Re: [PATCH net-next 2/4] tls: rx: don't consider sock_rcvtimeo() cumulative

[Paolo Abeni]

On Tue, 2022-07-26 at 20:15 -0700, Jakub Kicinski wrote:
> Eric indicates that restarting rcvtimeo on every wait may be fine.
> I thought that we should consider it cumulative, and made
> tls_rx_reader_lock() return the remaining timeo after acquiring
> the reader lock.
> 
> tls_rx_rec_wait() gets its timeout passed in by value so it
> does not keep track of time previously spent.
> 
> Make the lock waiting consistent with tls_rx_rec_wait() - don't
> keep track of time spent.
> 
> Read the timeo fresh in tls_rx_rec_wait().
> It's unclear to me why callers are supposed to cache the value.
> 
> Link: https://lore.kernel.org/all/CANn89iKcmSfWgvZjzNGbsrndmCch2HC_EPZ7qmGboDNaWoviNQ@mail.gmail.com/
> Signed-off-by: Jakub Kicinski <kuba@kernel.org>

I have a possibly dumb question: this patch seems to introduce a change
of behavior (timeo re-arming after every progress vs a comulative one),
while re-reading the thread linked above it I (mis?)understand that the
timeo re-arming is the current behavior?

Could you please clarify/help me understand this better?

Thanks!

Paolo

Re: [PATCH net-next 2/4] tls: rx: don't consider sock_rcvtimeo() cumulative

[Jakub Kicinski]

On Thu, 28 Jul 2022 15:50:03 +0200 Paolo Abeni wrote:
> I have a possibly dumb question: this patch seems to introduce a change
> of behavior (timeo re-arming after every progress vs a comulative one),
> while re-reading the thread linked above it I (mis?)understand that the
> timeo re-arming is the current behavior?
> 
> Could you please clarify/help me understand this better?

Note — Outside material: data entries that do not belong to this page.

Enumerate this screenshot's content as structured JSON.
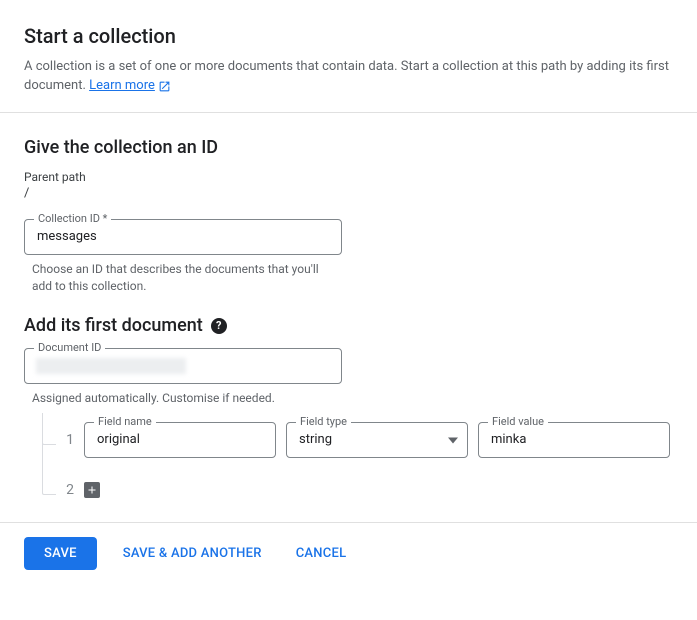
{
  "header": {
    "title": "Start a collection",
    "description": "A collection is a set of one or more documents that contain data. Start a collection at this path by adding its first document. ",
    "learnMore": "Learn more"
  },
  "collectionSection": {
    "title": "Give the collection an ID",
    "parentLabel": "Parent path",
    "parentPath": "/",
    "collectionIdLabel": "Collection ID *",
    "collectionIdValue": "messages",
    "collectionIdHelper": "Choose an ID that describes the documents that you'll add to this collection."
  },
  "documentSection": {
    "title": "Add its first document",
    "documentIdLabel": "Document ID",
    "documentIdValue": "",
    "documentIdHelper": "Assigned automatically. Customise if needed.",
    "fields": {
      "row1Num": "1",
      "row2Num": "2",
      "nameLabel": "Field name",
      "nameValue": "original",
      "typeLabel": "Field type",
      "typeValue": "string",
      "valueLabel": "Field value",
      "valueValue": "minka"
    }
  },
  "footer": {
    "save": "Save",
    "saveAnother": "Save & add another",
    "cancel": "Cancel"
  }
}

There're two places we use timeo - waiting for the exclusive reader 
lock and waiting for data. Currently (net-next as of now) we behave
cumulatively in the former and re-arm in the latter.

That's to say if we have a timeo of 50ms, and spend 10ms on the lock,
the wait for each new data record must be shorter than 40ms.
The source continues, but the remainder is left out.